Maltańczycy lubią strzelać. Celują do dużych ptaków, przede wszystkim, podobnie jak we Włoszech, do ptaków drapieżnych. I choć tak naprawdę strzela się do wszystkiego co leci, to ulubionym obiektem polowań jest nasz rodzimy trzmielojad - ptak o różnych odmianach barwnych, rzadki, drapieżny.
Maltańczycy kolekcjonują jego okazy. Zwykli licytować się: "Mam już jasnego trzemielojada, potrzebuję jeszcze dorosłego, ciemnej odmiany". Po czym wypychają go i stawiają na telewizorze
W ramach amnestii ogłoszonej przez rząd Malty w 2003 na posiadanie wypchanych ptaków, myśliwi mogli legalizować wypchane (nielegalnie zastrzelone) ptaki. Tylko 20 proc. zarejestrowanych myśliwych zgłosiło swe kolekcje, ale ci, którzy je zgłosili, mieli w swych domach średnio po 100 okazów (270 tys. okazów wypchanych ptaków zgłoszonych przez 2.5 tys. myśliwych)
W Kalabrii wierzy się, że mężczyzna, który nie ustrzeli danej wiosny trzmielojada, nie zdobędzie przez resztę roku żadnej kobiety. Ten przesąd - proszę zwrócić uwagę - wymaga corocznego odstrzału ptaka
Prawdopodobnie jest to jedno z głównych zagrożeń tego gatunku
Kilka tysięcy par trzmielojadów jeszcze gnieździ się w Polsce.

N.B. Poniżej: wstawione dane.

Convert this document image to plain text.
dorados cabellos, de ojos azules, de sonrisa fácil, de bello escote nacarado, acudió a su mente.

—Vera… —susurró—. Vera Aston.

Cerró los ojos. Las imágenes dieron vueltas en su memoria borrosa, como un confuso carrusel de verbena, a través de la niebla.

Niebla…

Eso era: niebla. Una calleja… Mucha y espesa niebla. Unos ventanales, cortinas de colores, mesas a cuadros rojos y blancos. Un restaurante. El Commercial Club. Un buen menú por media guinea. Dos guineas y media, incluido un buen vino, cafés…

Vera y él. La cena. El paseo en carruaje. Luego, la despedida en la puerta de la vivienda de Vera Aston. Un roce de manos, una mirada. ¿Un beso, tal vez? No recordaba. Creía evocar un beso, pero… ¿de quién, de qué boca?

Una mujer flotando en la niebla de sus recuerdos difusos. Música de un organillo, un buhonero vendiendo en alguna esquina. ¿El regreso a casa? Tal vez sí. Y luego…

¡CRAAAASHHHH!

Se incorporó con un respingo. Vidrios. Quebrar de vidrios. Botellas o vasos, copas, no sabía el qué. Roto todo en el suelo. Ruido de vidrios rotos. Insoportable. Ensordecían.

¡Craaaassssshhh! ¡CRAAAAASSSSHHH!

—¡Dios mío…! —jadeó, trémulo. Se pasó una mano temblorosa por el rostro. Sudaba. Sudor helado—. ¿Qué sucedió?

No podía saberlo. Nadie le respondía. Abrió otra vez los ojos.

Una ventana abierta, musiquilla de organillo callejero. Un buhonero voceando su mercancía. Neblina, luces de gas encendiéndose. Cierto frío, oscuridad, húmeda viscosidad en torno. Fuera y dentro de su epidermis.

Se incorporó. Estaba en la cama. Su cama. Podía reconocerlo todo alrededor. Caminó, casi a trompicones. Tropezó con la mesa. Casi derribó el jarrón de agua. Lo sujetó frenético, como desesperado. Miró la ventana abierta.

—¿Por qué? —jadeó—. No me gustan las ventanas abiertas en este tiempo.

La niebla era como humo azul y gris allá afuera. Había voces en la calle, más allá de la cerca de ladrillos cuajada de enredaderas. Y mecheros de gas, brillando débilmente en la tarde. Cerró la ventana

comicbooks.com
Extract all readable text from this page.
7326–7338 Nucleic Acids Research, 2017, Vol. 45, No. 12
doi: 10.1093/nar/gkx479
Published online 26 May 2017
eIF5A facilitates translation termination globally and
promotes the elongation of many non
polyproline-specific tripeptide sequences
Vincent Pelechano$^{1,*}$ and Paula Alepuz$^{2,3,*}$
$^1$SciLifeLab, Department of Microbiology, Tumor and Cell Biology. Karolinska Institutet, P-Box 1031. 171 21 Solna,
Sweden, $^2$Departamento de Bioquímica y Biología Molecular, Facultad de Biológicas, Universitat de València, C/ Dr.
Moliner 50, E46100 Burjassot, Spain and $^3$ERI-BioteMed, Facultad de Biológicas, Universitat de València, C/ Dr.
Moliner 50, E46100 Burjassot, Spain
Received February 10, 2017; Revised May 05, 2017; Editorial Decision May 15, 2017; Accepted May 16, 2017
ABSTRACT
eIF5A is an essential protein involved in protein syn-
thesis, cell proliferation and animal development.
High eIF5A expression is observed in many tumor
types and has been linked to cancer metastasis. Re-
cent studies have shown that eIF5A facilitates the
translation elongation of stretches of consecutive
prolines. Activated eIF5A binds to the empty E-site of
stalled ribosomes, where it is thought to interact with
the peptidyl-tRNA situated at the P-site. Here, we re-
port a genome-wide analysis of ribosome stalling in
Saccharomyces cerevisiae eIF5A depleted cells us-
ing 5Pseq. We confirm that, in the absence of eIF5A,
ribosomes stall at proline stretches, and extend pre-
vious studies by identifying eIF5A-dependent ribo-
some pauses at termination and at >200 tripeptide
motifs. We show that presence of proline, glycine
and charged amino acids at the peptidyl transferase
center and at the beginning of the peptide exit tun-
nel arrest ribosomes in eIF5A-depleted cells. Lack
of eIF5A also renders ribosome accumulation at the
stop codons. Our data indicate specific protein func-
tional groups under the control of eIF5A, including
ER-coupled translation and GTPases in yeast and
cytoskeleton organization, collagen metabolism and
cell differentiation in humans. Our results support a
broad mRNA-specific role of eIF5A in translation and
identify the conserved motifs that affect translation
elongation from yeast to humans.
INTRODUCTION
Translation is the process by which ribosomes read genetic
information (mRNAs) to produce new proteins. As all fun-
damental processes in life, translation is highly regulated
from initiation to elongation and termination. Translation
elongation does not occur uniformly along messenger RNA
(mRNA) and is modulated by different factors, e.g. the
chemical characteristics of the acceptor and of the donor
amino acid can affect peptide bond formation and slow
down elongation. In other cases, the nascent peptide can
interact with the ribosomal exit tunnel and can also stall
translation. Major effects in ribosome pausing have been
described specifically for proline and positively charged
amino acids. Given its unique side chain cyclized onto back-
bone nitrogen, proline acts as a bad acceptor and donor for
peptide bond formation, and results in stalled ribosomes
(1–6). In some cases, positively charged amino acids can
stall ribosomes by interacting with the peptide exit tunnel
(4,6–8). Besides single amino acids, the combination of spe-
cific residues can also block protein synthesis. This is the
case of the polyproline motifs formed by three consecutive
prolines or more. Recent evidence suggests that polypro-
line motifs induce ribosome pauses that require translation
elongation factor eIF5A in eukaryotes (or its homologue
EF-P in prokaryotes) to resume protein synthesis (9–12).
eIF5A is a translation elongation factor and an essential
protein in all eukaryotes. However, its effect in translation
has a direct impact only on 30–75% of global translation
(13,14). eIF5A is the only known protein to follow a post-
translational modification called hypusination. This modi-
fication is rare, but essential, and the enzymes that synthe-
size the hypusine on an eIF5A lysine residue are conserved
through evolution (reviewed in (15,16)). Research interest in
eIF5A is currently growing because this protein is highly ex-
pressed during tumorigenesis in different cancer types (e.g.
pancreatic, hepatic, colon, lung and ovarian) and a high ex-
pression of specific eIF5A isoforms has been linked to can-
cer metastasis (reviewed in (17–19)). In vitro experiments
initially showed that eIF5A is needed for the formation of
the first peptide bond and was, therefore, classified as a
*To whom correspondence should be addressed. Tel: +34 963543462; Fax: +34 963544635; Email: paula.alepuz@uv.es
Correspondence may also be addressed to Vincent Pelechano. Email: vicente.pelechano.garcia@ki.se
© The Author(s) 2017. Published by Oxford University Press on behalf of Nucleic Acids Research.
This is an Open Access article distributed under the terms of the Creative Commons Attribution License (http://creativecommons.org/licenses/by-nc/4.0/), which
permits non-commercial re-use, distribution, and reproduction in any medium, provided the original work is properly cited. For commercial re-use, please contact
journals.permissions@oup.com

Szpak palony w majestacie prawa
We Francji i w Hiszpanii walczy się ze szpakami. Są wprawdzie plagą okolicznych plantacji winogron, ale walczy się z nimi nadzwyczaj brutalnie. Szpak jest gatunkiem stadnym, przebywa w dużych skupiskach, nocuje gromadnie. Takie skupisko traktuje się miotaczami ognia lub wysokotoksycznymi truciznami w sprayu. Metody te są dozwolone prawem.

Dzięki silnemu lobby myśliwych, we Francji w majestacie prawa strzela się do wszystkiego, co żyje, głównie do ptaków wodnych - kaczek i wszystkich siewkowatych. Siewkowate podejmują wędrówki, w czasie których pokonują wiele tysięcy kilometrów, z tundry syberyjskiej aż do południowej Afryki.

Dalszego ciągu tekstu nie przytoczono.